In a legal note seen by NGOs and the newspaper Le Monde in June last year, the French Ministry of the Environment denied that it had not complied with its legal obligations to combat climate change and called for the case to be rejected.
One of the arguments put forward by the government is that it cannot be considered “solely responsible” for climate change in France, according to quotes from a memorandum published by Le Monde.
“France represents about 1% of the world’s population and emits about 1% of the planet’s greenhouse gases each year,” he said.
“A substantial part of this pollution comes from industrial and agricultural activities”, but also from “individual choices and decisions that it is not always possible to influence”, the note continued.
CNN contacted the Ministry of Environment for comments.
A verdict in this case is expected within 15 days, the NGOs said in their statement.

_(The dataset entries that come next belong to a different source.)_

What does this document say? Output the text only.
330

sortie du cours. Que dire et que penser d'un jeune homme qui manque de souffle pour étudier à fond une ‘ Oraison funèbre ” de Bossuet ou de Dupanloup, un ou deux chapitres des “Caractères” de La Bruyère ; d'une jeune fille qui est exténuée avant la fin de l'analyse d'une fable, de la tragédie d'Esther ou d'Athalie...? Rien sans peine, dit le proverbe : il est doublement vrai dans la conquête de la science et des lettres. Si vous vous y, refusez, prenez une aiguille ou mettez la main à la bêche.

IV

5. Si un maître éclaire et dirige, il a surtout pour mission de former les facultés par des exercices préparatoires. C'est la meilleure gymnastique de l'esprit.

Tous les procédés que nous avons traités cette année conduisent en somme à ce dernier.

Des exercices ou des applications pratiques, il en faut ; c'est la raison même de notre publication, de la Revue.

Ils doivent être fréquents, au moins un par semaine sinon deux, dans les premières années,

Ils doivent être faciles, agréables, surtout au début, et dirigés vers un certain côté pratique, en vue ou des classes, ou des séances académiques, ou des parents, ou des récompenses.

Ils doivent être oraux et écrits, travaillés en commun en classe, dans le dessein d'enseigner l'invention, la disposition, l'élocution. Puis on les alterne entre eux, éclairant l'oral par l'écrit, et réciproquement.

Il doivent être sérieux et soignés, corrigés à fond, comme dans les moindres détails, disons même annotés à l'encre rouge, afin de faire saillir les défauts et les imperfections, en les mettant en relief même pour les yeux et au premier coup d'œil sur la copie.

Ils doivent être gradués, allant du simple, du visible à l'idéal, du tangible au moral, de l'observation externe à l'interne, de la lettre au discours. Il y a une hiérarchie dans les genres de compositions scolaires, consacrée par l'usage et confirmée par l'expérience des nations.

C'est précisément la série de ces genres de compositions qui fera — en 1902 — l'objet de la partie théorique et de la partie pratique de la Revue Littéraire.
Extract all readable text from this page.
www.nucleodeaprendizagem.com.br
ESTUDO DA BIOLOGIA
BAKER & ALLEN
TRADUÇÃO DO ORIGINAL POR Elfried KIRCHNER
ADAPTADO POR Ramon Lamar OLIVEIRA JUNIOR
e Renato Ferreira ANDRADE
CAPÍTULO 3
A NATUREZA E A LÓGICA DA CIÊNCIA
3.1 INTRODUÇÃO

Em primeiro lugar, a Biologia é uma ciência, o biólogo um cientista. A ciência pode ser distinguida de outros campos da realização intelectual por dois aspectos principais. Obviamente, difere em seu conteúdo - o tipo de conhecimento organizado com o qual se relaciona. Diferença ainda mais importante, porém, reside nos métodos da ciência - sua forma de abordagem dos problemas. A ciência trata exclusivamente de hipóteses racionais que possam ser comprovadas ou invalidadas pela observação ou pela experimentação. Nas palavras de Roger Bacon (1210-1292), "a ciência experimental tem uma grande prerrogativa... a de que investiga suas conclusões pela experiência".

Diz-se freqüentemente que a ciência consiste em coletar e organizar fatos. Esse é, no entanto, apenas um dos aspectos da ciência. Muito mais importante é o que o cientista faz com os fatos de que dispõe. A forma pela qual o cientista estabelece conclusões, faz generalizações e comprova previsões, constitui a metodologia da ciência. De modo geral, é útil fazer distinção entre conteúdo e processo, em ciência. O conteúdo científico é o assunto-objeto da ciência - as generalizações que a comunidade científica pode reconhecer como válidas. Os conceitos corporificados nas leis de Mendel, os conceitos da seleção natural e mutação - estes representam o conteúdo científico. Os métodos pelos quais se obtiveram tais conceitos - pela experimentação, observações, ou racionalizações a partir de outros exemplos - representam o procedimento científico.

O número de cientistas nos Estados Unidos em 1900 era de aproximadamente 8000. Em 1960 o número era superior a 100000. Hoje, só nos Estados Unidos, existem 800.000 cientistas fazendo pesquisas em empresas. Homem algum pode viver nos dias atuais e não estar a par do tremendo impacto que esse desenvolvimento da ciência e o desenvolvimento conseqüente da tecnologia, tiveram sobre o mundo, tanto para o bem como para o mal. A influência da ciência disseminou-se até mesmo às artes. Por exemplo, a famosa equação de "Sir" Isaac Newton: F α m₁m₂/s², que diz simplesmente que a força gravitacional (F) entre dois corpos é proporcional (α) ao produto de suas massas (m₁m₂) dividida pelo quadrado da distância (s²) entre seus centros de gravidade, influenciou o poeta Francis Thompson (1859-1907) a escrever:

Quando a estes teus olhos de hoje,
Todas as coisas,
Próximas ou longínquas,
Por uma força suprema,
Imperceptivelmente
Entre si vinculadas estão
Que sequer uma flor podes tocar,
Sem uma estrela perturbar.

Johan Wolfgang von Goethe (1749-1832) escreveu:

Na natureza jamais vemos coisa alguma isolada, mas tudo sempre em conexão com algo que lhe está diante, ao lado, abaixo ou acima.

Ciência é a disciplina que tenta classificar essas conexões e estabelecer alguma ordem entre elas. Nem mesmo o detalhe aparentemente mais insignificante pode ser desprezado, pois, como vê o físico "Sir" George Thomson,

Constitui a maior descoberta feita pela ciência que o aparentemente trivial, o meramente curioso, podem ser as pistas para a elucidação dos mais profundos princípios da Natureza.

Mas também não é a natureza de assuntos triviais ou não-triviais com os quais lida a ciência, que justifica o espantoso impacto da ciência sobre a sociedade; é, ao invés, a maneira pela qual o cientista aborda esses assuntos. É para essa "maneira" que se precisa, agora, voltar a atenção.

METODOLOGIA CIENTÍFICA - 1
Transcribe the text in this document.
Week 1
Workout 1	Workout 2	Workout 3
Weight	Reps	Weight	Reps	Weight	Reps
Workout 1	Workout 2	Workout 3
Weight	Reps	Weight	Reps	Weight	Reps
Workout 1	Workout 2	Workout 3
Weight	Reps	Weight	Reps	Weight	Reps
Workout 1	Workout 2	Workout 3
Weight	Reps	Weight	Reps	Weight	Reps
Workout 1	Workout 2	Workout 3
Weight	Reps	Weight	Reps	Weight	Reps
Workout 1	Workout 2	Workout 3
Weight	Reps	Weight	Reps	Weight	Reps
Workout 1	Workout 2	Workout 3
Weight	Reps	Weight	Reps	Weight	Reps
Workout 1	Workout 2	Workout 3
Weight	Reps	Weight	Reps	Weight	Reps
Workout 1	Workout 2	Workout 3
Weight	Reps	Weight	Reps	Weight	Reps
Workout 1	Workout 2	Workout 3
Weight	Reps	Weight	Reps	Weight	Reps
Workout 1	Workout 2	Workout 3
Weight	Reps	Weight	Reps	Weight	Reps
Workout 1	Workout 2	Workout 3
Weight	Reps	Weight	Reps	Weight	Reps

Legal action on climate change has become a global phenomenon, according to a report published in July 2019. Until then, lawsuits have been launched against governments and corporate interests in 28 countries, according to a report by the Grantham Research Institute at London School. of Economics and Political Science.
The researchers found that while the US has been the global leader in climate change litigation, the prevalence of such processes has spread around the world.
Sandrine Amiel and Gaëlle Fournier reported from Paris, France. Jack Guy wrote from London.